The beauty of Barry Lopez’s writing is in the details. On the first page of Arctic Dreams (Vintage), he writes about walking among birds in the high Arctic who, in the absence of trees, nest on the ground: “I gazed down at a single horned lark no bigger than my fist. She stared back resolute as iron.” His response is to bow to these birds, a gesture of prayerful respect and humble appreciation.

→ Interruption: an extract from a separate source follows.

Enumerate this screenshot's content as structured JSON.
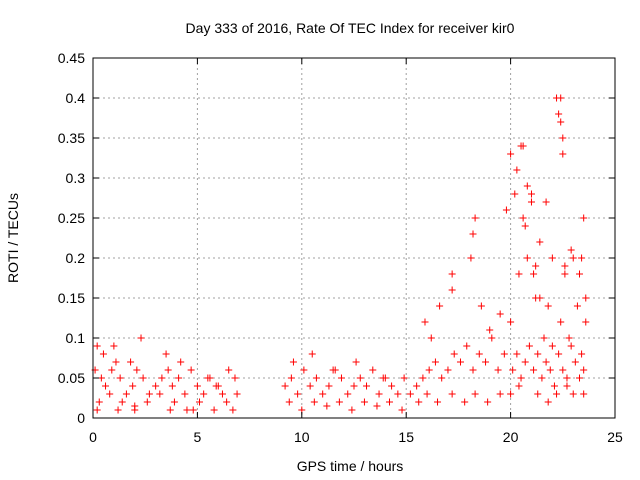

Lopez’s first nonfiction book, 1978’s Of Wolves and Men (Scribner), examines humanity’s relationship to the wolf. The book helped reshape Americans’ attitudes toward this native predator and likely played a role in the reintroduction of the wolf in the Northwest. Since then Lopez has produced more than a dozen finely crafted books. In “A Voice,” the introductory essay of his 1998 collection About This Life: Journeys on the Threshold of Memory (Vintage), Lopez recalls having pushed his alphabet blocks out the window at the age of three so his mother would have to take him out to the garden to retrieve them. It’s a richly symbolic vignette — words propelling the author into nature — that foretells a life of conscious exploration. It’s no accident that About This Life has only thirteen pages of autobiography. The rest of the book is a selection of Lopez’s finest essays. The message is clear: “If you want to know me, read my work.”